Shuricat, anteprima 01

Un flashback con un antico villaggio in fiamme, un’immagine già vista in numerose opere ambientate nel Giappone feudale. Stavolta, però, c’è una differenza: tre giovani con un aspetto felino stanno fuggendo dall’incendio che è stato appiccato da un esercito di cani-samurai. Shuricat è infatti ambientato in un universo popolato da animali antropomorfi, che conosciamo dal punto di vista di una famiglia di gatti-ninja.

Durante la fuga, le sorelle Airi e Chie hanno perso le tracce del loro fratello maggiore, e in attesa di ritrovarlo si rifanno una vita in città, pur dovendo spesso ricorrere a piccoli furti. Quando una delle due assiste a un delitto in grado di sconvolgere l’impero, la trama inizia a ruotare attorno a un’indagine che potremmo quasi definire noir se non fosse per i colori vivaci e i toni leggeri della narrazione.
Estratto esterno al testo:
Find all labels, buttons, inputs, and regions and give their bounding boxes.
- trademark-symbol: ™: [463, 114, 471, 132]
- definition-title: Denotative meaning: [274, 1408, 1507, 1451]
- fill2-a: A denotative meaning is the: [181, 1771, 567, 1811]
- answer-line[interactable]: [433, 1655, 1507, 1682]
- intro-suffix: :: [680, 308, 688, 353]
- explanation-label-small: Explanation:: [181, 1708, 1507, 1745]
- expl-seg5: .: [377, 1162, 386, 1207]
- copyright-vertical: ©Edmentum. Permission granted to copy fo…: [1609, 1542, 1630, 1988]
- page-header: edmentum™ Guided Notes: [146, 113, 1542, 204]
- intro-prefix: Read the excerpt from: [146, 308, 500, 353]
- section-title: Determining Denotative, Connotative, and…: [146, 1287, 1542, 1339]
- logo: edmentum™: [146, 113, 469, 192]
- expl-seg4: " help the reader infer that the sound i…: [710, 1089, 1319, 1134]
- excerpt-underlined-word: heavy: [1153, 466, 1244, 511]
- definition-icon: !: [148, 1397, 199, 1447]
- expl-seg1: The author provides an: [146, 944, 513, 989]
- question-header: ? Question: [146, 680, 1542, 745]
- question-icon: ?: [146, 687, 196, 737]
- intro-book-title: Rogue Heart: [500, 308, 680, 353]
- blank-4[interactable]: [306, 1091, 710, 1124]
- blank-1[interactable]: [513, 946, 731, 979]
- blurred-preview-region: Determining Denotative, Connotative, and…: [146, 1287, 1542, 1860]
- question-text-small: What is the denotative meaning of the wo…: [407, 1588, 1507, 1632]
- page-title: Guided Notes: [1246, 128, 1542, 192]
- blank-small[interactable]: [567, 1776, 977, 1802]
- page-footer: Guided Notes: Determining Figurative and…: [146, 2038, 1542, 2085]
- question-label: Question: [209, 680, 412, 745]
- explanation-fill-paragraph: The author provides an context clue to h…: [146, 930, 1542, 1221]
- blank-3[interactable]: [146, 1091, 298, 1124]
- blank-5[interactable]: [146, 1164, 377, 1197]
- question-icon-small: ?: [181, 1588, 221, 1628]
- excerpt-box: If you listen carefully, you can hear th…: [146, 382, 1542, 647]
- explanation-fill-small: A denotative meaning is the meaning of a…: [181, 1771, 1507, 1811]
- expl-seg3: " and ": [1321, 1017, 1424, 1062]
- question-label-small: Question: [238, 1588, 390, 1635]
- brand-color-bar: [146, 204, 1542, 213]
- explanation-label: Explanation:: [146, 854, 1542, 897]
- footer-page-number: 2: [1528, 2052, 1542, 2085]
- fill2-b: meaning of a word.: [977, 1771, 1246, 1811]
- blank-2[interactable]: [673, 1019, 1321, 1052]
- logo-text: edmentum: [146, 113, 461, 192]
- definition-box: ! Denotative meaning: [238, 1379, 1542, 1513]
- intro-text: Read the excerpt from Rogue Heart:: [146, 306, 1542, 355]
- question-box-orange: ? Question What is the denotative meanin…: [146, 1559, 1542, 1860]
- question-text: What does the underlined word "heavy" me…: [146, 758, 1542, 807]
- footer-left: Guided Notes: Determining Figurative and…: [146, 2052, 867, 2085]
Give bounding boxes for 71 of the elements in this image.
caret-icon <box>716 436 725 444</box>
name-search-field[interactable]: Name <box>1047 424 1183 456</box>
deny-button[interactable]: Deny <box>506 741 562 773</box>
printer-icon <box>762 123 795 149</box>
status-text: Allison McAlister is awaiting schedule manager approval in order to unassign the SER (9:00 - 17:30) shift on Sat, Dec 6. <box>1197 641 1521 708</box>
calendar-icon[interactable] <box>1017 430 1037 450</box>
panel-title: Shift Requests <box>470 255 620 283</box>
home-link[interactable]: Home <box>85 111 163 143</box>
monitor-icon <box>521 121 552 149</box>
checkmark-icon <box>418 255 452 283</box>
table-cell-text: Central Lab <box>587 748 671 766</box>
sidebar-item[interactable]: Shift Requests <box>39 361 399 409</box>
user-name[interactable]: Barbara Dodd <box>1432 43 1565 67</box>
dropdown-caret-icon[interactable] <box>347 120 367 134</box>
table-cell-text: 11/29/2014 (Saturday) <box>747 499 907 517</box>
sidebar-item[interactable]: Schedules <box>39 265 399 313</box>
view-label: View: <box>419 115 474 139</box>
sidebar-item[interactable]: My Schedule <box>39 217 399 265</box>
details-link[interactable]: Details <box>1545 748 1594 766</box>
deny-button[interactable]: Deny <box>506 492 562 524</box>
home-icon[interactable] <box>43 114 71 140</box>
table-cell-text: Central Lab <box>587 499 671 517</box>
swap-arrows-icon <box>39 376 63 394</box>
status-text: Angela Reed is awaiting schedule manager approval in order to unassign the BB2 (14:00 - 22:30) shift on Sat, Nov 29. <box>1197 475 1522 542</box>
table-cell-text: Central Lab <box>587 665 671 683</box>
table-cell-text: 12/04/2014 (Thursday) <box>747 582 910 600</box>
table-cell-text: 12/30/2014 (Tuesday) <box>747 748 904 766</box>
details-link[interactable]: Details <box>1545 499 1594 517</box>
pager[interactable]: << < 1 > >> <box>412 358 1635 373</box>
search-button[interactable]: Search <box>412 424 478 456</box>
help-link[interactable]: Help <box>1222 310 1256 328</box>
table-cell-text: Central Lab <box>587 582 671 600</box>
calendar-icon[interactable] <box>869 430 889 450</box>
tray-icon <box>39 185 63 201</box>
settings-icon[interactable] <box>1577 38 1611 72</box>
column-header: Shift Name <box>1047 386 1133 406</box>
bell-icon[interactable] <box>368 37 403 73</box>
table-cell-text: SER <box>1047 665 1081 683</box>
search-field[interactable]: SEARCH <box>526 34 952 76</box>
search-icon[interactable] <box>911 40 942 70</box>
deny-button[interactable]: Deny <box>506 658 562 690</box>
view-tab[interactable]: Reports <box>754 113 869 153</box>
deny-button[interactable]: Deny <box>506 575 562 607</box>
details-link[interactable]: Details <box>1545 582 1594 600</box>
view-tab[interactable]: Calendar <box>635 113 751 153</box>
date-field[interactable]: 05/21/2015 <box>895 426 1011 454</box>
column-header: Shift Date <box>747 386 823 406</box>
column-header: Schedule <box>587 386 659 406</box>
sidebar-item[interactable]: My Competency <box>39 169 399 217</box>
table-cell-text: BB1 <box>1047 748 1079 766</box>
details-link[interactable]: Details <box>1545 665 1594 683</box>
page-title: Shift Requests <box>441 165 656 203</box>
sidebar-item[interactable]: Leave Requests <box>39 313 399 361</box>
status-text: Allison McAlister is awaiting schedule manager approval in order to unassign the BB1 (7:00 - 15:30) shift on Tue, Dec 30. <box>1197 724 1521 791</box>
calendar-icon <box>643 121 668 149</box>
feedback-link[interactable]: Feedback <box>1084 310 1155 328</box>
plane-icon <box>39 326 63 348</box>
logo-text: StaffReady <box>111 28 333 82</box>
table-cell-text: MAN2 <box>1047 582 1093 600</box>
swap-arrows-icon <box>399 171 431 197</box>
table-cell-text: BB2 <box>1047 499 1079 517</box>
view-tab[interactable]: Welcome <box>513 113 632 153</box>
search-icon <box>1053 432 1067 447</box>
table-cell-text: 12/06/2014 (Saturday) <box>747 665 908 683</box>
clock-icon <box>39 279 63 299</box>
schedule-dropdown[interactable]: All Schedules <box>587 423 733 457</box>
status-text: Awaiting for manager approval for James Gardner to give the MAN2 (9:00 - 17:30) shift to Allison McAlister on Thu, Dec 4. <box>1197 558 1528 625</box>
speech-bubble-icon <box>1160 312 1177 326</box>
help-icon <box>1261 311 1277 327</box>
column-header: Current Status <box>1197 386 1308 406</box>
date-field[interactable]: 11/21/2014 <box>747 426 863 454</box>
Il volume pubblicato da Tatai Lab è infatti caratterizzato da un’estetica cartoonesca che sembra in contrasto con l’intrigo al centro della vicenda. La cura della casa editrice per la colorazione è evidente anche in quest’opera, dove le tinte pastello in qualche modo definiscono la sua identità. È un’opera divertente con diversi momenti spensierati, ma che riesce comunque a trattare tematiche profonde come l’appartenenza a un clan, l’onore tipico della tradizione giapponese contrapposto ai sentimenti per le persone care.

La sceneggiatura di Francesco Vacca riesce a costruire un microcosmo vivo e credibile che non rinuncia a integrare riferimenti alla mitologia orientale e a figure storiche realmente esistite. L’umorismo presente nella storia ricorre perlopiù a espedienti in cui nei personaggi riaffiorano in modo fin troppo evidente le loro caratteristiche animali, ma questo elemento è in qualche modo necessario per preparare il lettore alla risoluzione del caso, in cui si rivelerà fondamentale una peculiarità di una determinata creatura.

Le tavole di Sara Rossi sono gradevoli e propongono personaggi adorabili e ambientazioni suggestive, esplorate in modo più dettagliato in una serie di splash page e vignette di grandi dimensioni; i suoi gatti hanno un’espressività che sembra uscita da un prodotto animato, mentre non possiamo dire lo stesso per i volti dei cani, i quali non risultano efficaci quanto i felini. In qualche vignetta riscontriamo qualche problema di dinamismo a causa di alcune pose un po’ legnose, durante le sequenze più action, ma la situazione migliora nel climax finale, con una manciata di tavole davvero ispirate.

Shuricat è un fumetto in grado di condensare una storia ricca in poco meno di un centinaio di tavole; probabilmente avrebbe giovato un maggiore respiro, al fine di approfondire alcuni aspetti di un cosmo costruito in maniera tanto dettagliata. L’idea del mondo popolato da ninja e samurai antropomorfi è accattivante e, anche se può ricordare Usagi Yojimbo, è stata sviscerata in modo decisamente differente.

Si certo sarebbe interessante vedere altre storie ambientate in questo universo, che non sfigurerebbe anche sviscerato in una forma seriale tramite l’animazione.